The fact that shots were fired at Trump in a period of intense campaigning primes everyone for a certain explanation: that the perpetrator was a radicalized leftist. So with dread or righteous anticipation in their hearts, people scroll their media and social media, waiting for a moment after the shooter is identified for a trove of his social media posts to be spilled for everyone to pore over. But nothing like that has emerged as of yet. 
 
Some conspiracists are in fact currently claiming that this absence of evidence is itself surely evidence of concerted efforts of nefarious "media elites" and "deep state actors" who are scrubbing away the proof that Crooks was involved with antifa, BLM, or Palestinian-supportive encampments.
 
But most media content providers are doing their best to spin a narrative out of a small handful of published facts: Crooks was a 20-year-old white man from a nice suburb. When he was 17, he made a donation of $15 to a progressive get-out-the-vote group on the day Biden was inaugurated. When he was 18, he registered as a Republican. He won a $500 STEM award at his high school graduation. And he was seen as a shy loner in high school, skinny and socially awkward, a nerd not a jock. 
 
The results are predictable. On the political right, the fact that Crooks was a registered Republican gets scant attention. He donated to a progressive organization, so he is an emblem of the danger of the woke left. On the political left, it is the fact that he was a registered Republican who used a semiautomatic weapon that plays center stage. Two clear, competing narratives drive the reporting on the morning after. Biden encouraged an assassination attempt by his terrible slandering of Trump as a threat to democracy, and anyone who called Trump a fascist shares the blame and must immediately stop. Or look, the right is shocked that gun violence happens and is waking up to the dangers of pushing to arm everyone. 

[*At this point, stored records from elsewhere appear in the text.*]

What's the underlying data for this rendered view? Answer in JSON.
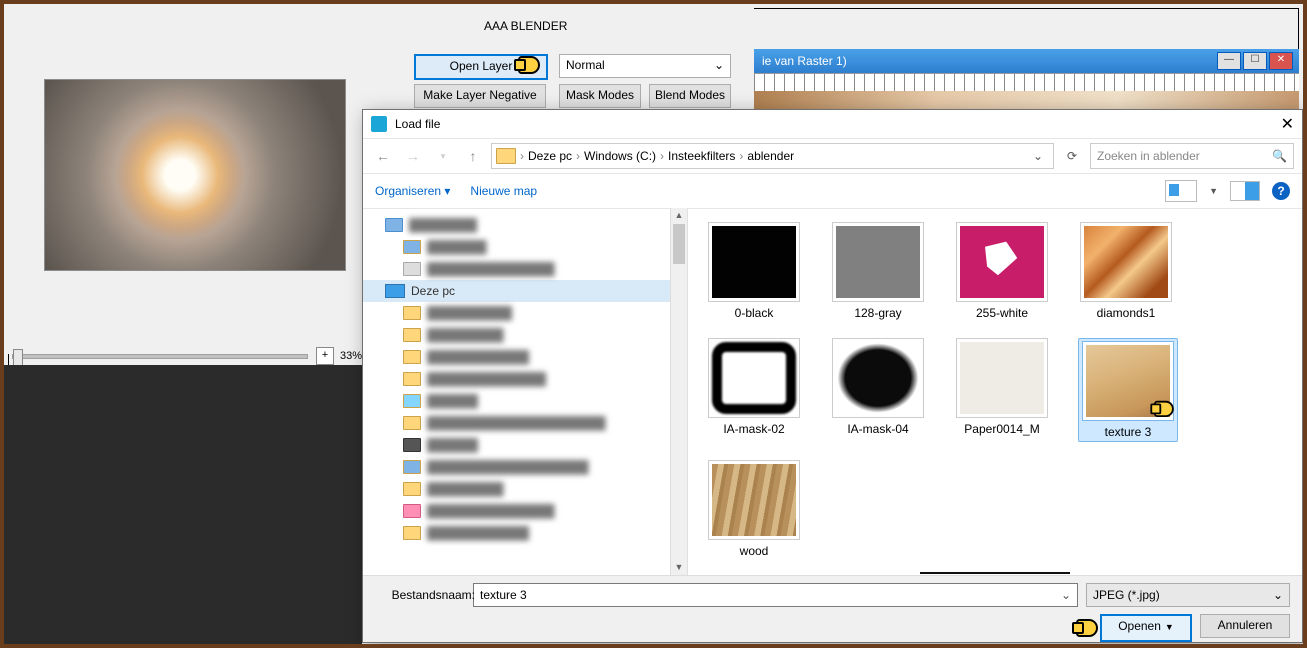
{
  "plugin": {
    "title": "AAA BLENDER",
    "open_layer": "Open Layer",
    "make_negative": "Make Layer Negative",
    "mask_modes": "Mask Modes",
    "blend_modes": "Blend Modes",
    "mode_select": "Normal",
    "zoom": "33%"
  },
  "bgwin": {
    "title_fragment": "ie van Raster 1)"
  },
  "dialog": {
    "title": "Load file",
    "crumbs": [
      "Deze pc",
      "Windows (C:)",
      "Insteekfilters",
      "ablender"
    ],
    "search_placeholder": "Zoeken in ablender",
    "organize": "Organiseren",
    "new_folder": "Nieuwe map",
    "tree": {
      "selected": "Deze pc"
    },
    "files": [
      {
        "name": "0-black",
        "k": "t-black"
      },
      {
        "name": "128-gray",
        "k": "t-gray"
      },
      {
        "name": "255-white",
        "k": "t-white"
      },
      {
        "name": "diamonds1",
        "k": "t-diamonds"
      },
      {
        "name": "IA-mask-02",
        "k": "t-iamask02"
      },
      {
        "name": "IA-mask-04",
        "k": "t-iamask04"
      },
      {
        "name": "Paper0014_M",
        "k": "t-paper"
      },
      {
        "name": "texture 3",
        "k": "t-texture3",
        "selected": true
      },
      {
        "name": "wood",
        "k": "t-wood"
      }
    ],
    "filename_label": "Bestandsnaam:",
    "filename_value": "texture 3",
    "filetype": "JPEG (*.jpg)",
    "open": "Openen",
    "cancel": "Annuleren"
  }
}
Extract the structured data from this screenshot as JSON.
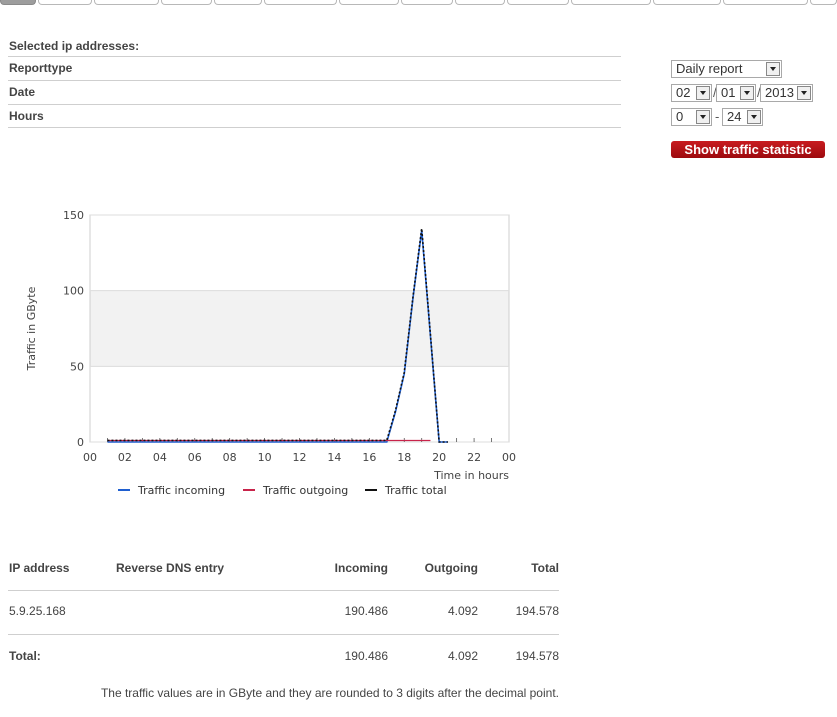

Of course, this being the US of today, there are also all kinds of much more farfetched conspiracy theories zipping around. On the left, I saw some accounts adopting the Alex Jones playbook: this was a false flag hoax meant to make Trump look heroic, and the members of the crowd who were shot were crisis actors. On the right. . . well. There's a claim that Crooks' skinny body and somewhat androgynous facial features prove that he was some kind of trans person, hence unhinged and evil. Or that the secret service and/or police set the whole thing up (Elon Musk got in on the act of promoting this one). Or Joe Biden ordered a hit on his rival, seeing that he would otherwise lose to the man. And QAnon is still out there, tying this event into their narrative about Democratic pedophile baby-murderers eternally battling Trump, and claiming to have seen a disguised John F. Kennedy on the scene.

I suspect that the reality is that this is another case of a boy who was sneered at seeking to establish himself as a powerful, masculine man and ensure his name never dies by committing an act of dramatic violence. But that isn't the narrative people were primed to hear in this time of partisan national politics. And I expect we'll be hearing conspiracy stories about this shooting for many decades to come, because people crave a narrative that fits their beliefs.